毕世奇魂胆消烊,惊道:“你——你要干什么?”

水一方头也不抬道:“反正他迟早要烂掉或烧掉,我想剖开他的尸体。害怕的都离开。”袁明丽本来就胆小,又听说要剖开尸体,更是害怕。


毕世奇心中十分焦急,忧然道:“这——这恐怕是不妥吧?”富贾一方的丁家老你死在自己家里,这万一要是传出去自己的脸还往哪儿搁?若由此再挑起丁家与震南帮的新仇,再加上火云门未了之事,更是火上浇油,便道:“不如通知丁家,让他们来收尸吧,未经丁家同意,就擅自——擅自剖开尸体,非但对死者不敬,丁家的人也不会就此善罢干休。”

水一方冷然道:“那你是认为让死者含冤而死喽?尸体是最好的证物,再不动手,一会儿就会僵硬。”


众人不禁齐看尚启雯,他们忆及前些日子尚启雯得罪丁家,说不定因此心怀忿懑,故而痛下杀手。尚启雯见此立时明白众人之意,她脾气虽豪爽却也倔强,一见所有的目光都盯住自己,登时恼怒得面色绯晕,猛地摔门离去,也不作任何辩解。

水一方继续问:“怎样?”

毕铁道:“我看还是请仵作来验尸吧。”


水一方道:“你想为此惊动官府么?凭丁家在朝廷中的权势,怕是御林军会将震南山庄连根拔起。再说仵作能看出些什么门道来?他们又不懂武。”说罢,取了刀洗净,在死者肚皮上轻轻一划,肚皮登时破开,殷红的腹腔中各种内脏及森森白骨一一映入眼帘,可怖之极,栾明杰吓得呕吐不已,众人也皆无不胆寒心耸。

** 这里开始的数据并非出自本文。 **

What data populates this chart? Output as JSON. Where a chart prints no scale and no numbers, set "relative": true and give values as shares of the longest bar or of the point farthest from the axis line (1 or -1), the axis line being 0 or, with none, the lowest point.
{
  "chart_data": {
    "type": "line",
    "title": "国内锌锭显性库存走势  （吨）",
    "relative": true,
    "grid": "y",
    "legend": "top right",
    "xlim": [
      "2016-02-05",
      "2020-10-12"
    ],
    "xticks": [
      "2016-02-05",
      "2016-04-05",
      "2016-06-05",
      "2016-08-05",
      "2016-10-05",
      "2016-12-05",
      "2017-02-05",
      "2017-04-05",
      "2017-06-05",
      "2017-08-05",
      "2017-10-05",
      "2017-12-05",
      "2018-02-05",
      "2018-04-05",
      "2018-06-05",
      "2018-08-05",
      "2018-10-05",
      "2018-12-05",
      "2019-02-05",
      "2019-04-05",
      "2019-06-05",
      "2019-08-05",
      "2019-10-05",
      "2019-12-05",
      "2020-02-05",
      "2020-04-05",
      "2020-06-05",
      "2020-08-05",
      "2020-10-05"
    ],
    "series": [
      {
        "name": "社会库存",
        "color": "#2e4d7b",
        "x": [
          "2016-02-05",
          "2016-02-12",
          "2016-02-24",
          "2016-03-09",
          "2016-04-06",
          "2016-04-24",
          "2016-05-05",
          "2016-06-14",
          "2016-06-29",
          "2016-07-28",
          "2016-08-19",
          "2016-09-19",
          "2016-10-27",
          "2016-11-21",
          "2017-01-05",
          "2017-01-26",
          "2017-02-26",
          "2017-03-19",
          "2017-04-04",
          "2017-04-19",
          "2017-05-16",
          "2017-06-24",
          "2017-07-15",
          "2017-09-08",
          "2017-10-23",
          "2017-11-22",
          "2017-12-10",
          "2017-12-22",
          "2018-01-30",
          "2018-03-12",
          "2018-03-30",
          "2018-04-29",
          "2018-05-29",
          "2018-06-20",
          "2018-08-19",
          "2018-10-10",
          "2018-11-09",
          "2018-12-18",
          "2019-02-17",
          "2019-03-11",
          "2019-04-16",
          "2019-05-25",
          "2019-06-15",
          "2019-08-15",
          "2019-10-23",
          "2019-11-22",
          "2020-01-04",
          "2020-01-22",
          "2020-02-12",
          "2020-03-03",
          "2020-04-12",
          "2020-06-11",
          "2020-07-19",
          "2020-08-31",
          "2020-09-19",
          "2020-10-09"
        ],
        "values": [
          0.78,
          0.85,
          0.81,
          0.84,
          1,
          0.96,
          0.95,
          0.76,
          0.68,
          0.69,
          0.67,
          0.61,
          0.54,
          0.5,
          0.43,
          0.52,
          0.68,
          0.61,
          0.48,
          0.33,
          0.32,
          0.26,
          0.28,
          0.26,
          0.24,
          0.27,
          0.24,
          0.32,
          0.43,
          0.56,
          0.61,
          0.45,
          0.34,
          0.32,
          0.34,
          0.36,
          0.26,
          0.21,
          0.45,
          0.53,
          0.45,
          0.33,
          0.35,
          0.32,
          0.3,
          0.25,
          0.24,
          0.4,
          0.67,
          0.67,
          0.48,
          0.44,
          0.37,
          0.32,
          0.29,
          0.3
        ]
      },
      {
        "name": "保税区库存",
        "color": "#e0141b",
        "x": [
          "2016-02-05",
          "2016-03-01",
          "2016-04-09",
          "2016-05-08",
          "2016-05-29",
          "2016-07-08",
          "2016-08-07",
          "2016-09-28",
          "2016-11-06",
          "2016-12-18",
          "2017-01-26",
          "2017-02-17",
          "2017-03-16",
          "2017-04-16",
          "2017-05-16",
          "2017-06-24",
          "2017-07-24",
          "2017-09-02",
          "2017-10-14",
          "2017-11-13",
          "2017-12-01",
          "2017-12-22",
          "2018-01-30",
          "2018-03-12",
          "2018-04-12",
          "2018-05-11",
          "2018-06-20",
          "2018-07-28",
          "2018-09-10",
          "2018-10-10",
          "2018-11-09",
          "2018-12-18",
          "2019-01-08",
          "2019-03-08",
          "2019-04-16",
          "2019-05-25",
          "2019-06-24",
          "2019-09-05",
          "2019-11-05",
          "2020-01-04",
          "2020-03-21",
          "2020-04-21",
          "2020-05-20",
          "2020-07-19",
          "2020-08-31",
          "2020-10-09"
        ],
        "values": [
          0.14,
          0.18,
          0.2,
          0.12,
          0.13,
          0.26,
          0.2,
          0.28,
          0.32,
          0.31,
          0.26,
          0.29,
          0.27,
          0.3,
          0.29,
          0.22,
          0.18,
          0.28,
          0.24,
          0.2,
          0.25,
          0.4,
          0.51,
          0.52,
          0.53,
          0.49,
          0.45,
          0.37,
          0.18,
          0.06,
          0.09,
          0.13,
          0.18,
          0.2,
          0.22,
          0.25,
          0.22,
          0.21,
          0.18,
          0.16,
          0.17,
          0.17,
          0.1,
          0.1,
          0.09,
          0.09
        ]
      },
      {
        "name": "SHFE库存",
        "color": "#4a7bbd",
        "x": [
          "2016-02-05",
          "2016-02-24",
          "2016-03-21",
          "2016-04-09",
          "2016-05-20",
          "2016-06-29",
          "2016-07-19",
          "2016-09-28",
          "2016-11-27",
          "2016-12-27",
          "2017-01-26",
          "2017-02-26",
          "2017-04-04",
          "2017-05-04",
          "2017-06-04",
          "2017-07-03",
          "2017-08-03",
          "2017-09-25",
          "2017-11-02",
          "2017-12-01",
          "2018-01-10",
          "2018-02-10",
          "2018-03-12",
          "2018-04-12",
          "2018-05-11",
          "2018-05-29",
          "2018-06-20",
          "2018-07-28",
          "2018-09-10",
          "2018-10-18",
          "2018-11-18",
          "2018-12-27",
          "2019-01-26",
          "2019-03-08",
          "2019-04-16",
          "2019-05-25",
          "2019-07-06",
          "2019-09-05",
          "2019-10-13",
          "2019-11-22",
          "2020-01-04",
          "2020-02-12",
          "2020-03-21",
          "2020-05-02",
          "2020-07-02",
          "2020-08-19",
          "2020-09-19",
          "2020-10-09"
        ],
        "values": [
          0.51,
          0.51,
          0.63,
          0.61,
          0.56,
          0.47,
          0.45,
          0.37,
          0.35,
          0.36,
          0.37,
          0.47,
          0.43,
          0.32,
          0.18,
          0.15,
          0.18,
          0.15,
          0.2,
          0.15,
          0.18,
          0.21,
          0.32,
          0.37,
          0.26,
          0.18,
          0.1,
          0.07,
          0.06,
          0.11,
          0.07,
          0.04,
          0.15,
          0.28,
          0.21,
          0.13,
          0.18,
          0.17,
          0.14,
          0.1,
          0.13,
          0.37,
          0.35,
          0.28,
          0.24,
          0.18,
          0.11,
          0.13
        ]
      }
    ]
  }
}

水一方来回看了少顷,道:“死者是给人以重掌法击毙,这一掌并未角到死者肌肤,可是劲道却已震断了胸部筋脉。看,”他又戴上手套,从里面取出了胃和一段肠子,众人骇得几近劂倒,他道:“看看,全部都打穿了,死者到现在面色仍呈红色,足见血气上涌,据尸体上的尸斑来看,就该就在亥子之间死亡。而且这胸口有略微烧灼的痕迹,说明掌力浑厚刚猛又具火炎之效,不知你们学武的管这个叫什么?”

众人皆惊呼:“火云掌!”然后齐看袁冲。


袁冲面颜陡易,指着水一方道:“你——你诬陷!你你,你是何居心——”说罢,用手捂住胸口,水一方调侃道:“怎么?老爷子还要往自已身上打一掌?”袁明丽忙搀扶信父亲,对水一方道:“水大哥,你一定搞错了。”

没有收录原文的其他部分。